Last week I wrote a post that I did not care whether the Patriots won or lost their game against the 49ers on Sunday evening. Unfortunately my post ended up being inadvertently prescient, when tragedy struck a town forty-five minutes from my house in Connecticut, rendering this weekend’s football games momentary distractions from a weekend of grieving. On my train ride home from work on Friday I happened to share a car with a father of one of the victims, and I can say with certainty that sorrow and heartbreak of that magnitude should not be wished upon another living being.
The Patriots, and the rest of the NFL, paid respectful tributes to those young lives lost at the hand of a mentally unstable gunman, but I found myself not feeling particularly morose when the Patriots couldn’t do anything right in the first half and fell behind 31-3. Similarly, in the second half, I was only half-heartedly impressed with the might of Tom Brady, whose status as a clutch football player should no longer be questioned as he rallied the team from behind to tie the game 31, all before a blink-and-you-missed-it series of plays caused the Patriots to lose 41-34. But I didn’t really care either way when all was said and done.

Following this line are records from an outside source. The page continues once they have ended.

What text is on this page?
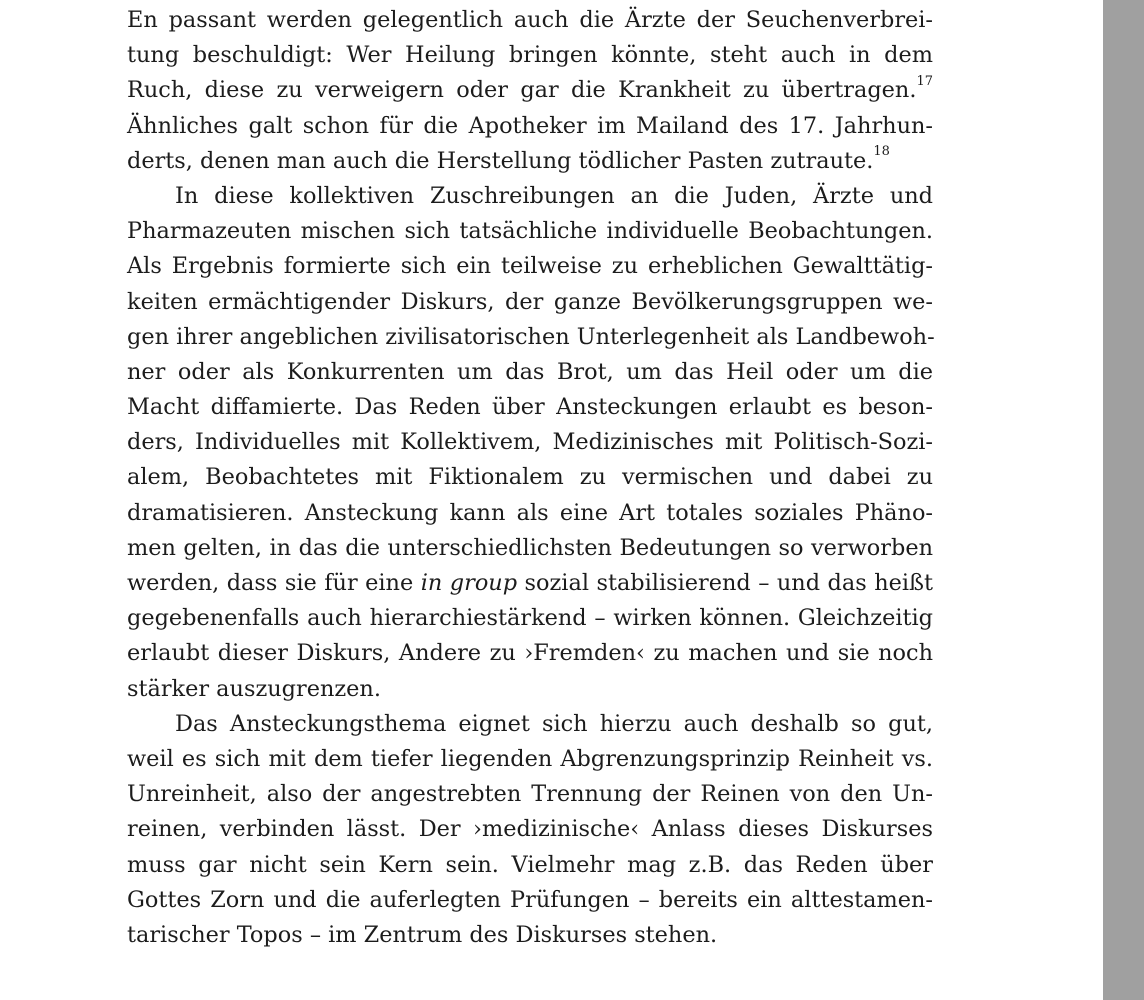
En passant werden gelegentlich auch die Ärzte der Seuchenverbrei-
tung beschuldigt: Wer Heilung bringen könnte, steht auch in dem
Ruch, diese zu verweigern oder gar die Krankheit zu übertragen.$^{17}$
Ähnliches galt schon für die Apotheker im Mailand des 17. Jahrhun-
derts, denen man auch die Herstellung tödlicher Pasten zutraute.$^{18}$
In diese kollektiven Zuschreibungen an die Juden, Ärzte und
Pharmazeuten mischen sich tatsächliche individuelle Beobachtungen.
Als Ergebnis formierte sich ein teilweise zu erheblichen Gewalttätig-
keiten ermächtigender Diskurs, der ganze Bevölkerungsgruppen we-
gen ihrer angeblichen zivilisatorischen Unterlegenheit als Landbewoh-
ner oder als Konkurrenten um das Brot, um das Heil oder um die
Macht diffamierte. Das Reden über Ansteckungen erlaubt es beson-
ders, Individuelles mit Kollektivem, Medizinisches mit Politisch-Sozi-
alem, Beobachtetes mit Fiktionalem zu vermischen und dabei zu
dramatisieren. Ansteckung kann als eine Art totales soziales Phäno-
men gelten, in das die unterschiedlichsten Bedeutungen so verworben
werden, dass sie für eine in group sozial stabilisierend – und das heißt
gegebenenfalls auch hierarchiestärkend – wirken können. Gleichzeitig
erlaubt dieser Diskurs, Andere zu ›Fremden‹ zu machen und sie noch
stärker auszugrenzen.
Das Ansteckungsthema eignet sich hierzu auch deshalb so gut,
weil es sich mit dem tiefer liegenden Abgrenzungsprinzip Reinheit vs.
Unreinheit, also der angestrebten Trennung der Reinen von den Un-
reinen, verbinden lässt. Der ›medizinische‹ Anlass dieses Diskurses
muss gar nicht sein Kern sein. Vielmehr mag z.B. das Reden über
Gottes Zorn und die auferlegten Prüfungen – bereits ein alttestamen-
tarischer Topos – im Zentrum des Diskurses stehen.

Yes the Patriots have given up their hold on second place in the AFC and a first round bye, but that’s nothing to swarm the lines of the local radio shows with this morning.
Too often this season football has had to take the role of soothing continuity provider in the face of great tragedy: the Denver pre-season, three weeks ago in Kansas City, two weeks ago in Dallas and last weekend, nationwide. Providing joy on such occasions is a large task for even an enormous organization. No doubt several of the six and seven year-olds and teachers had Giants, Jets or Patriots jerseys they were planning on wearing Sunday to watch with their families, only to leave those families with too many bags of tortilla chips and a cold seat on the couch. While it is strange to have the NFL linked with these tragedies, it does remind us that for the rest of us, life goes on and that there is always another game to play, even if that game no longer seems as important as it did only a few weeks ago.